While American eyes over the past month were focused on the liberation of Iraq, liberals fighting a culture war in the United States won some victories.
On April 9, as Baghdad residents with a lot of help from their friends pulled down the big Saddam statue, the U.S. Senate passed a faith-based-initiative bill stripped of provisions that would have reduced governmental bias against religious groups. Ken Connor, president of the Family Research Council, summarized well how we arrived at this point: "Instead of planting the faith-based flag on the high ground of principle and fighting for a genuine bill, Republican sponsors labored to appease Democrats with concession after concession."
President Bush's faith-based initiative still has life to it. Regulatory changes are helping. Across the country groups not waiting for Washington have started church programs and schools. But the legislative agenda went off track early in 2001 when administration officials decided to emphasize a centralized grant-making approach instead of tax-credit and voucher proposals (see WORLD, March 24, 2001).
On April 9 also, as Baghdad became free, some students at nearly 2,000 middle schools, high schools, colleges, and universities across the United States observed a day of silence-not to thank God for His mercy, but to back gay, lesbian, bisexual, and transgendered individuals who are purportedly unable to speak freely. It was the eighth annual national Day of Silence, with student organizers like Ryan Frazer of Conifer High School in Colorado telling journalists that he frequently heard at school homosexual slurs such as, "Oh, that homework assignment is so gay."

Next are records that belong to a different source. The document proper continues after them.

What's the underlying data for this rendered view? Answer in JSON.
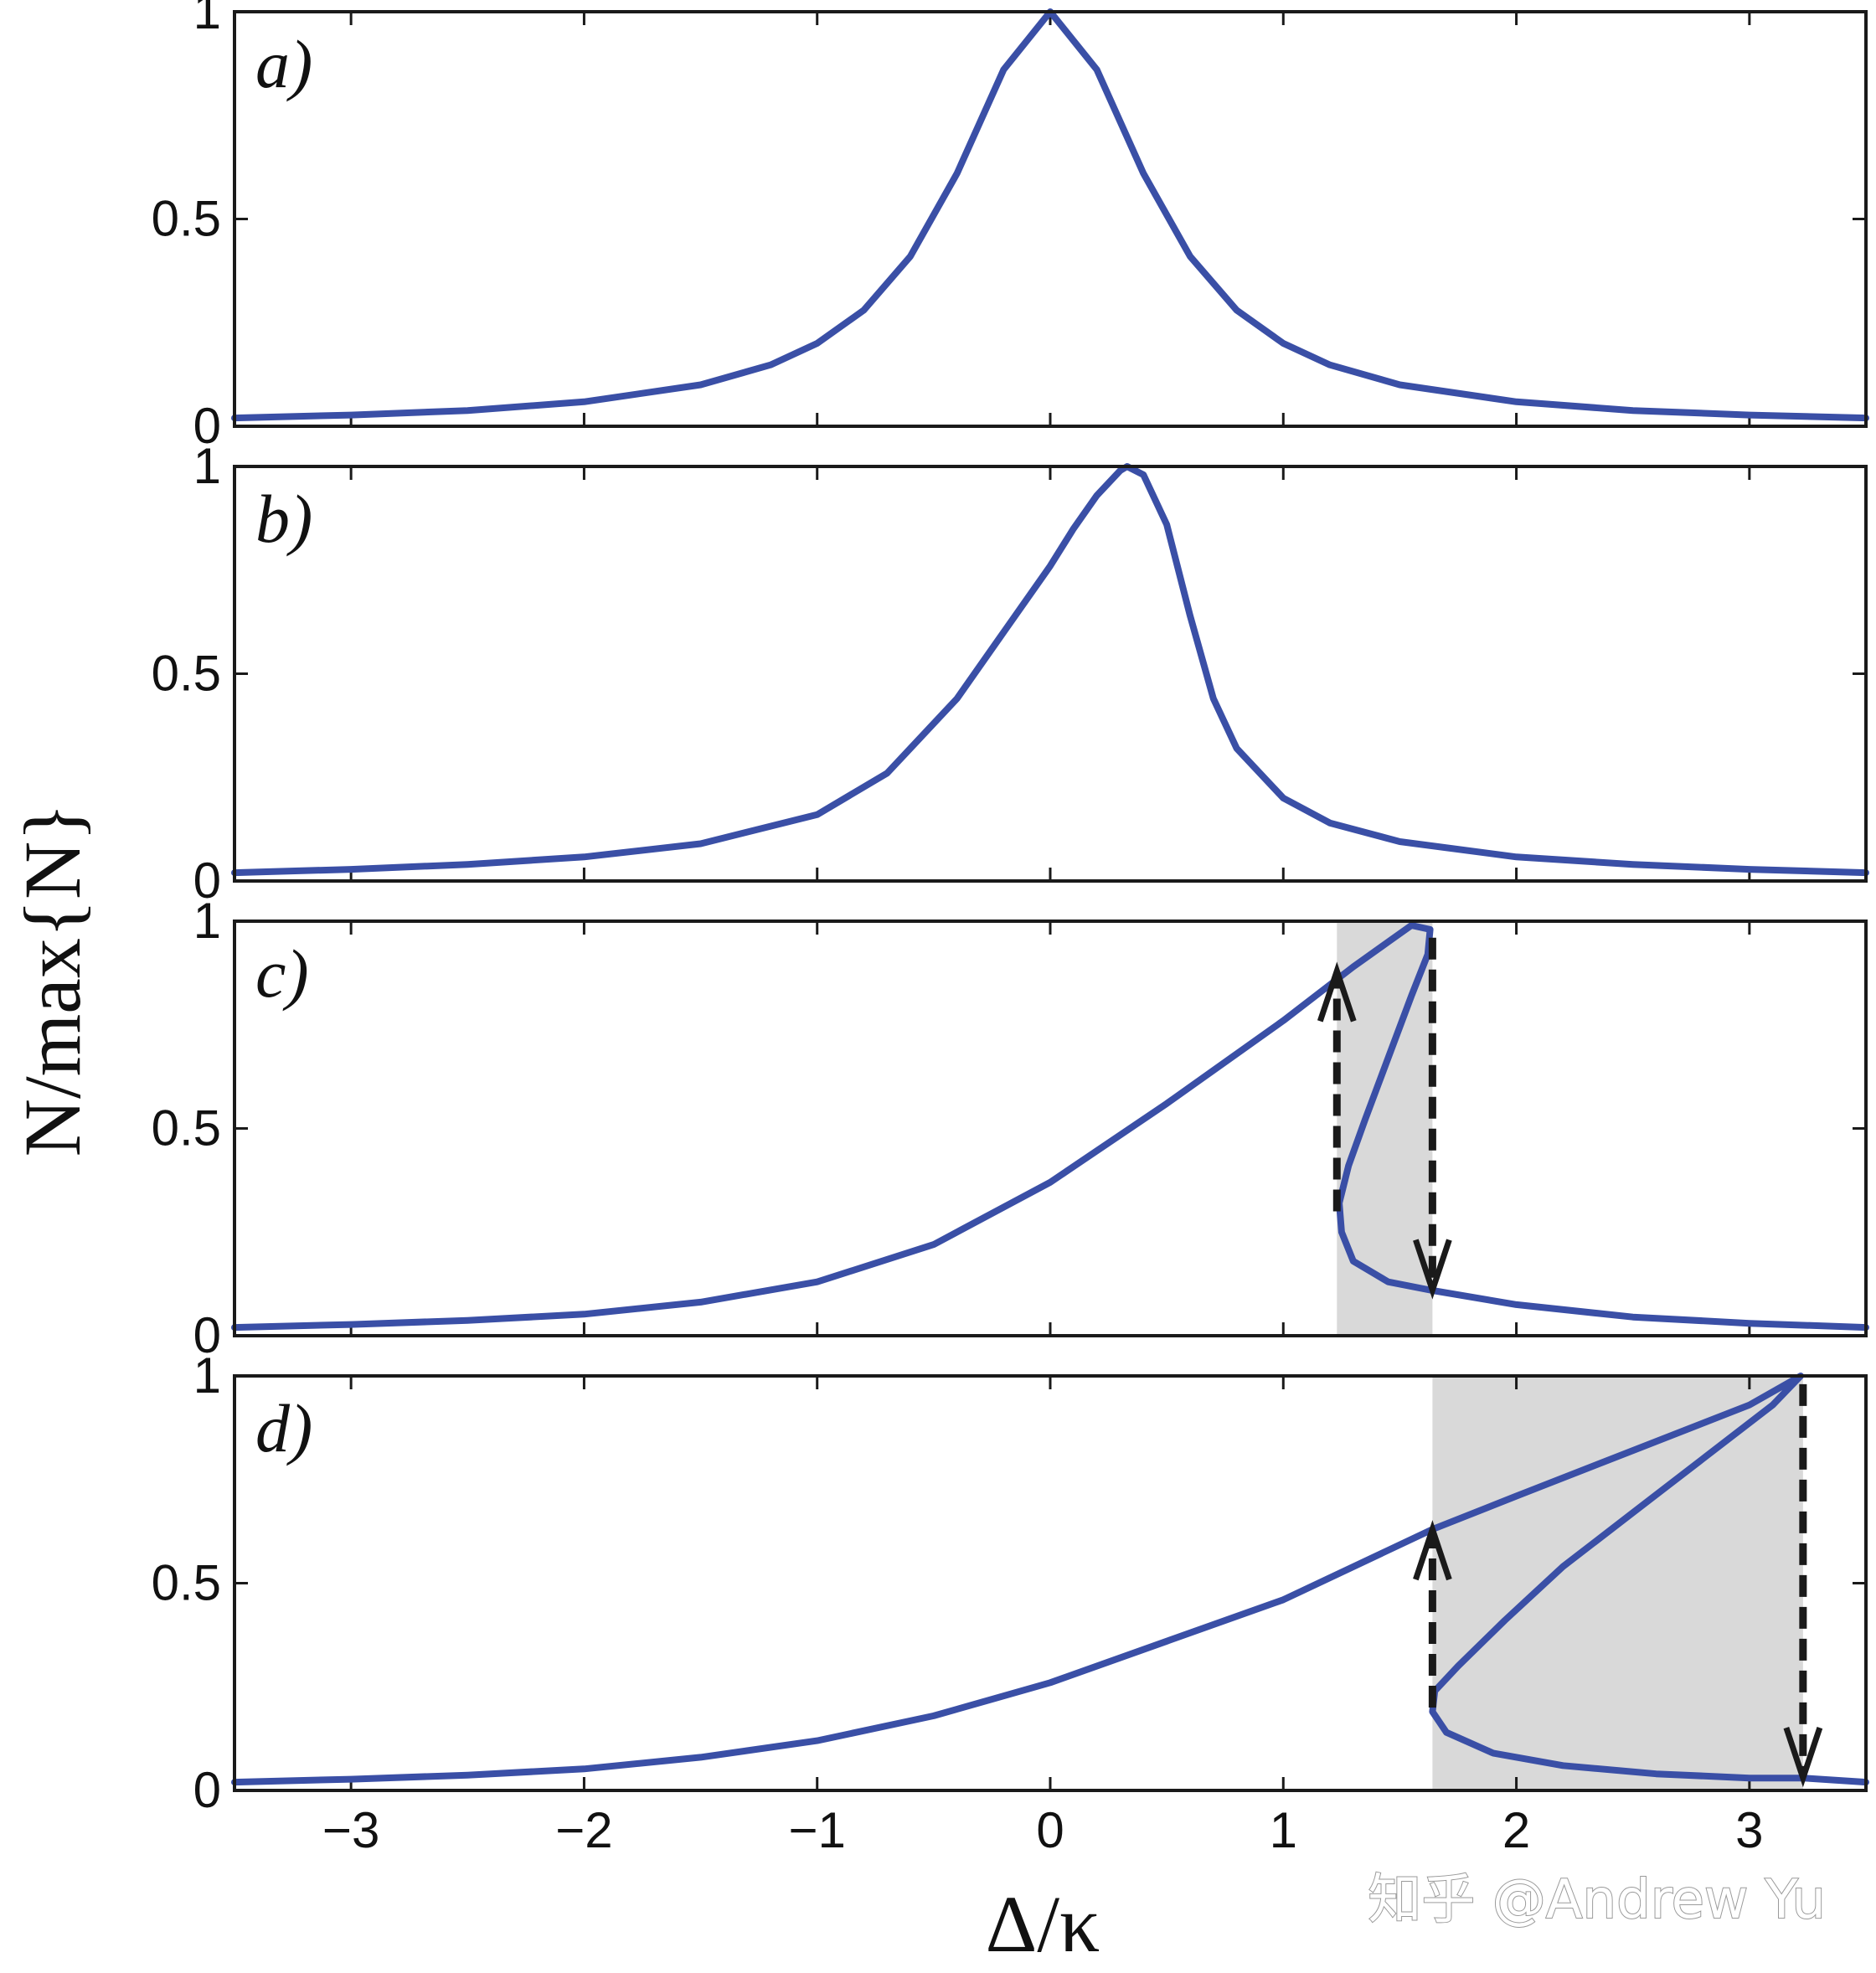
{
  "figure": {
    "ylabel": "N/max{N}",
    "xlabel": "Δ/κ",
    "watermark": "知乎 @Andrew Yu"
  },
  "colors": {
    "curve": "#3a4fa6",
    "shade": "#d9d9d9",
    "arrow": "#1a1a1a",
    "axis": "#1a1a1a"
  },
  "chart_data": [
    {
      "type": "line",
      "panel": "a)",
      "xlim": [
        -3.5,
        3.5
      ],
      "ylim": [
        0,
        1
      ],
      "xticks": [
        -3,
        -2,
        -1,
        0,
        1,
        2,
        3
      ],
      "yticks": [
        "0",
        "0.5",
        "1"
      ],
      "show_x_ticklabels": false,
      "series": [
        {
          "x": [
            -3.5,
            -3.0,
            -2.5,
            -2.0,
            -1.5,
            -1.2,
            -1.0,
            -0.8,
            -0.6,
            -0.4,
            -0.2,
            0.0,
            0.2,
            0.4,
            0.6,
            0.8,
            1.0,
            1.2,
            1.5,
            2.0,
            2.5,
            3.0,
            3.5
          ],
          "y": [
            0.02,
            0.027,
            0.038,
            0.059,
            0.1,
            0.148,
            0.2,
            0.28,
            0.41,
            0.61,
            0.86,
            1.0,
            0.86,
            0.61,
            0.41,
            0.28,
            0.2,
            0.148,
            0.1,
            0.059,
            0.038,
            0.027,
            0.02
          ]
        }
      ],
      "shaded_region": null,
      "arrows": []
    },
    {
      "type": "line",
      "panel": "b)",
      "xlim": [
        -3.5,
        3.5
      ],
      "ylim": [
        0,
        1
      ],
      "xticks": [
        -3,
        -2,
        -1,
        0,
        1,
        2,
        3
      ],
      "yticks": [
        "0",
        "0.5",
        "1"
      ],
      "show_x_ticklabels": false,
      "series": [
        {
          "x": [
            -3.5,
            -3.0,
            -2.5,
            -2.0,
            -1.5,
            -1.0,
            -0.7,
            -0.4,
            -0.2,
            0.0,
            0.1,
            0.2,
            0.3,
            0.33,
            0.4,
            0.5,
            0.6,
            0.7,
            0.8,
            1.0,
            1.2,
            1.5,
            2.0,
            2.5,
            3.0,
            3.5
          ],
          "y": [
            0.02,
            0.028,
            0.04,
            0.058,
            0.09,
            0.16,
            0.26,
            0.44,
            0.6,
            0.76,
            0.85,
            0.93,
            0.99,
            1.0,
            0.98,
            0.86,
            0.64,
            0.44,
            0.32,
            0.2,
            0.14,
            0.095,
            0.058,
            0.04,
            0.028,
            0.02
          ]
        }
      ],
      "shaded_region": null,
      "arrows": []
    },
    {
      "type": "line",
      "panel": "c)",
      "xlim": [
        -3.5,
        3.5
      ],
      "ylim": [
        0,
        1
      ],
      "xticks": [
        -3,
        -2,
        -1,
        0,
        1,
        2,
        3
      ],
      "yticks": [
        "0",
        "0.5",
        "1"
      ],
      "show_x_ticklabels": false,
      "series": [
        {
          "x": [
            -3.5,
            -3.0,
            -2.5,
            -2.0,
            -1.5,
            -1.0,
            -0.5,
            0.0,
            0.5,
            1.0,
            1.3,
            1.45,
            1.55,
            1.63,
            1.62,
            1.55,
            1.45,
            1.35,
            1.28,
            1.24,
            1.25,
            1.3,
            1.45,
            1.63,
            2.0,
            2.5,
            3.0,
            3.5
          ],
          "y": [
            0.02,
            0.027,
            0.037,
            0.052,
            0.081,
            0.13,
            0.22,
            0.37,
            0.56,
            0.76,
            0.89,
            0.95,
            0.99,
            0.98,
            0.92,
            0.82,
            0.67,
            0.52,
            0.41,
            0.32,
            0.25,
            0.18,
            0.13,
            0.11,
            0.075,
            0.045,
            0.03,
            0.02
          ]
        }
      ],
      "shaded_region": [
        1.23,
        1.64
      ],
      "arrows": [
        {
          "x": 1.23,
          "from": 0.3,
          "to": 0.88,
          "direction": "up"
        },
        {
          "x": 1.64,
          "from": 0.96,
          "to": 0.11,
          "direction": "down"
        }
      ]
    },
    {
      "type": "line",
      "panel": "d)",
      "xlim": [
        -3.5,
        3.5
      ],
      "ylim": [
        0,
        1
      ],
      "xticks": [
        -3,
        -2,
        -1,
        0,
        1,
        2,
        3
      ],
      "yticks": [
        "0",
        "0.5",
        "1"
      ],
      "show_x_ticklabels": true,
      "xticklabels": [
        "−3",
        "−2",
        "−1",
        "0",
        "1",
        "2",
        "3"
      ],
      "series": [
        {
          "x": [
            -3.5,
            -3.0,
            -2.5,
            -2.0,
            -1.5,
            -1.0,
            -0.5,
            0.0,
            0.5,
            1.0,
            1.64,
            2.0,
            2.5,
            3.0,
            3.22,
            3.1,
            2.8,
            2.5,
            2.2,
            1.95,
            1.75,
            1.65,
            1.64,
            1.7,
            1.9,
            2.2,
            2.6,
            3.0,
            3.23,
            3.5
          ],
          "y": [
            0.02,
            0.027,
            0.037,
            0.052,
            0.08,
            0.12,
            0.18,
            0.26,
            0.36,
            0.46,
            0.63,
            0.71,
            0.82,
            0.93,
            1.0,
            0.93,
            0.8,
            0.67,
            0.54,
            0.41,
            0.3,
            0.24,
            0.19,
            0.14,
            0.09,
            0.06,
            0.04,
            0.03,
            0.03,
            0.02
          ]
        }
      ],
      "shaded_region": [
        1.64,
        3.23
      ],
      "arrows": [
        {
          "x": 1.64,
          "from": 0.2,
          "to": 0.63,
          "direction": "up"
        },
        {
          "x": 3.23,
          "from": 0.98,
          "to": 0.03,
          "direction": "down"
        }
      ]
    }
  ]
}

Reports from across the country showed student activists holding up cards about their silence, and teachers overwhelmingly playing along. One Auburn student taped her mouth shut. A University of Texas sophomore who knew some sign language handcuffed her wrists to make sure she remained mute in every respect.

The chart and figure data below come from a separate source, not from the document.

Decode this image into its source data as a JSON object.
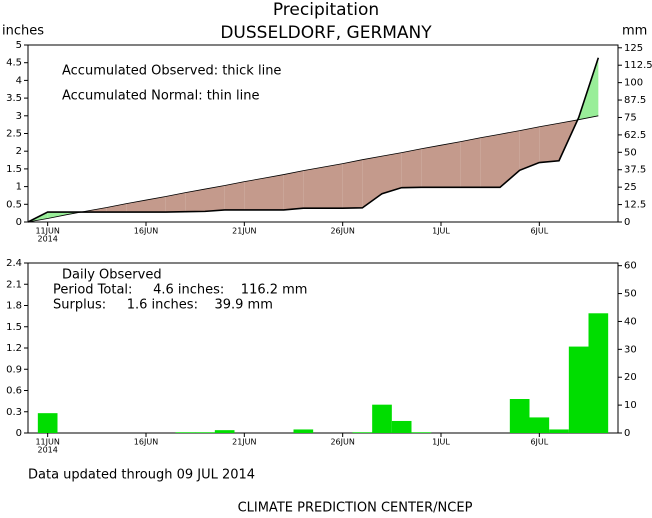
{
  "title": "Precipitation",
  "subtitle": "DUSSELDORF, GERMANY",
  "footer_note": "Data updated through 09 JUL 2014",
  "credit": "CLIMATE PREDICTION CENTER/NCEP",
  "chart_data": [
    {
      "type": "cumulative",
      "ylabel": "inches",
      "y2label": "mm",
      "annotations": [
        "Accumulated Observed: thick line",
        "Accumulated Normal: thin line"
      ],
      "x": [
        0,
        1,
        2,
        3,
        4,
        5,
        6,
        7,
        8,
        9,
        10,
        11,
        12,
        13,
        14,
        15,
        16,
        17,
        18,
        19,
        20,
        21,
        22,
        23,
        24,
        25,
        26,
        27,
        28,
        29
      ],
      "xlim": [
        0,
        30
      ],
      "xticks": [
        {
          "value": 1,
          "label": "11JUN"
        },
        {
          "value": 6,
          "label": "16JUN"
        },
        {
          "value": 11,
          "label": "21JUN"
        },
        {
          "value": 16,
          "label": "26JUN"
        },
        {
          "value": 21,
          "label": "1JUL"
        },
        {
          "value": 26,
          "label": "6JUL"
        }
      ],
      "year_label": "2014",
      "ylim": [
        0,
        5
      ],
      "yticks": [
        0,
        0.5,
        1,
        1.5,
        2,
        2.5,
        3,
        3.5,
        4,
        4.5,
        5
      ],
      "y2lim": [
        0,
        127
      ],
      "y2ticks": [
        0,
        12.5,
        25,
        37.5,
        50,
        62.5,
        75,
        87.5,
        100,
        112.5,
        125
      ],
      "surplus_color": "#99ee99",
      "deficit_color": "#c49a8c",
      "series": [
        {
          "name": "Accumulated Observed",
          "color": "#000000",
          "line_width": 1.6,
          "values": [
            0,
            0.28,
            0.28,
            0.28,
            0.28,
            0.28,
            0.28,
            0.28,
            0.29,
            0.3,
            0.34,
            0.34,
            0.34,
            0.34,
            0.39,
            0.39,
            0.39,
            0.4,
            0.8,
            0.97,
            0.98,
            0.98,
            0.98,
            0.98,
            0.98,
            1.46,
            1.68,
            1.73,
            2.95,
            4.64
          ]
        },
        {
          "name": "Accumulated Normal",
          "color": "#000000",
          "line_width": 0.8,
          "values": [
            0,
            0.1,
            0.21,
            0.31,
            0.41,
            0.52,
            0.62,
            0.72,
            0.83,
            0.93,
            1.03,
            1.14,
            1.24,
            1.34,
            1.45,
            1.55,
            1.65,
            1.76,
            1.86,
            1.96,
            2.07,
            2.17,
            2.27,
            2.38,
            2.48,
            2.58,
            2.69,
            2.79,
            2.89,
            3.0
          ]
        }
      ]
    },
    {
      "type": "bar",
      "annotations": [
        "Daily Observed",
        "Period Total:     4.6 inches:    116.2 mm",
        "Surplus:     1.6 inches:    39.9 mm"
      ],
      "x": [
        1,
        2,
        3,
        4,
        5,
        6,
        7,
        8,
        9,
        10,
        11,
        12,
        13,
        14,
        15,
        16,
        17,
        18,
        19,
        20,
        21,
        22,
        23,
        24,
        25,
        26,
        27,
        28,
        29
      ],
      "xlim": [
        0,
        30
      ],
      "xticks": [
        {
          "value": 1,
          "label": "11JUN"
        },
        {
          "value": 6,
          "label": "16JUN"
        },
        {
          "value": 11,
          "label": "21JUN"
        },
        {
          "value": 16,
          "label": "26JUN"
        },
        {
          "value": 21,
          "label": "1JUL"
        },
        {
          "value": 26,
          "label": "6JUL"
        }
      ],
      "year_label": "2014",
      "ylim": [
        0,
        2.4
      ],
      "yticks": [
        0,
        0.3,
        0.6,
        0.9,
        1.2,
        1.5,
        1.8,
        2.1,
        2.4
      ],
      "y2lim": [
        0,
        60.96
      ],
      "y2ticks": [
        0,
        10,
        20,
        30,
        40,
        50,
        60
      ],
      "color": "#00dd00",
      "values": [
        0.28,
        0,
        0,
        0,
        0,
        0,
        0,
        0.01,
        0.01,
        0.04,
        0,
        0,
        0,
        0.05,
        0,
        0,
        0.01,
        0.4,
        0.17,
        0.01,
        0,
        0,
        0,
        0,
        0.48,
        0.22,
        0.05,
        1.22,
        1.69
      ]
    }
  ]
}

Meanwhile, the Democratic Party became even more intensely the party of abortion (with the exception of some brave pro-lifers fighting a guerrilla war within it). Presidential nomination frontrunner John Kerry said he would impose a pro-abortion litmus test on federal judges, and rallies for D.C. Appeals Court nominee Miguel Estrada on April 15 and 16 did not change his mind.

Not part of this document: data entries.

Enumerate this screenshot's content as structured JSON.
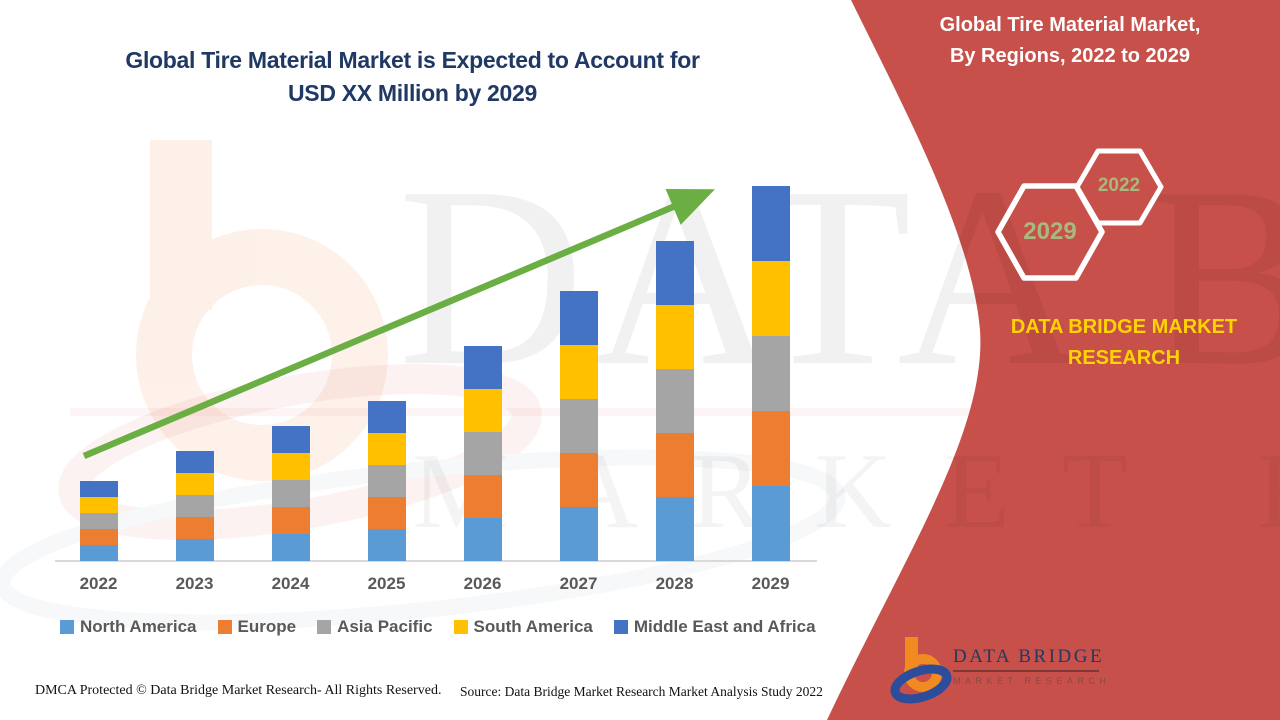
{
  "chart_title": {
    "line1": "Global Tire Material Market is Expected to Account for",
    "line2": "USD XX Million by 2029"
  },
  "chart_data": {
    "type": "bar",
    "stacked": true,
    "title": "Global Tire Material Market is Expected to Account for USD XX Million by 2029",
    "categories": [
      "2022",
      "2023",
      "2024",
      "2025",
      "2026",
      "2027",
      "2028",
      "2029"
    ],
    "series": [
      {
        "name": "North America",
        "color": "#5B9BD5",
        "values": [
          16,
          22,
          27,
          32,
          43,
          54,
          64,
          75
        ]
      },
      {
        "name": "Europe",
        "color": "#ED7D31",
        "values": [
          16,
          22,
          27,
          32,
          43,
          54,
          64,
          75
        ]
      },
      {
        "name": "Asia Pacific",
        "color": "#A5A5A5",
        "values": [
          16,
          22,
          27,
          32,
          43,
          54,
          64,
          75
        ]
      },
      {
        "name": "South America",
        "color": "#FFC000",
        "values": [
          16,
          22,
          27,
          32,
          43,
          54,
          64,
          75
        ]
      },
      {
        "name": "Middle East and Africa",
        "color": "#4472C4",
        "values": [
          16,
          22,
          27,
          32,
          43,
          54,
          64,
          75
        ]
      }
    ],
    "totals": [
      80,
      110,
      135,
      160,
      215,
      270,
      320,
      375
    ],
    "value_units": "relative height units (no numeric axis shown; values labeled USD XX Million)",
    "xlabel": "",
    "ylabel": "",
    "ylim": [
      0,
      400
    ],
    "grid": false,
    "legend_position": "bottom",
    "trend_arrow": {
      "present": true,
      "direction": "up-right",
      "color": "#6BAE44"
    }
  },
  "right_panel": {
    "title_line1": "Global Tire Material Market,",
    "title_line2": "By Regions, 2022 to 2029",
    "hexagon_big_label": "2029",
    "hexagon_small_label": "2022",
    "brand_line1": "DATA BRIDGE MARKET",
    "brand_line2": "RESEARCH",
    "logo_name": "DATA BRIDGE",
    "logo_subtitle": "MARKET RESEARCH",
    "colors": {
      "background": "#C7504B",
      "hexagon_outline": "#FFFFFF",
      "hexagon_text": "#A9B87D",
      "brand_text": "#FFD400"
    }
  },
  "watermark": {
    "line1": "DATA BRIDGE",
    "line2": "MARKET RESEARCH"
  },
  "footer": {
    "dmca": "DMCA Protected © Data Bridge Market Research- All Rights Reserved.",
    "source": "Source: Data Bridge Market Research Market Analysis Study 2022"
  }
}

The Washington Post on April 11 happily reported that for the first time a chairman of the Republican National Committee had addressed a homosexual organization. When Marc Racicot quietly met in March with 300 members of the Human Rights Campaign, was he just reading them statements from the Republican Platform 2000 that "we do not believe sexual preference should be given special legal protection or standing in law" and "we affirm that homosexuality is incompatible with military service"? I suspect not.
It's fine for an RNC chairman to meet with gays and gain their support for lower taxes and a strong national defense. But it's a big victory for liberalism if Mr. Racicot suggests that the GOP is willing to hug an anti-family agenda. All of this bears watching as we return from Iraq-war tunnel vision and examine cultural terrorism here at home.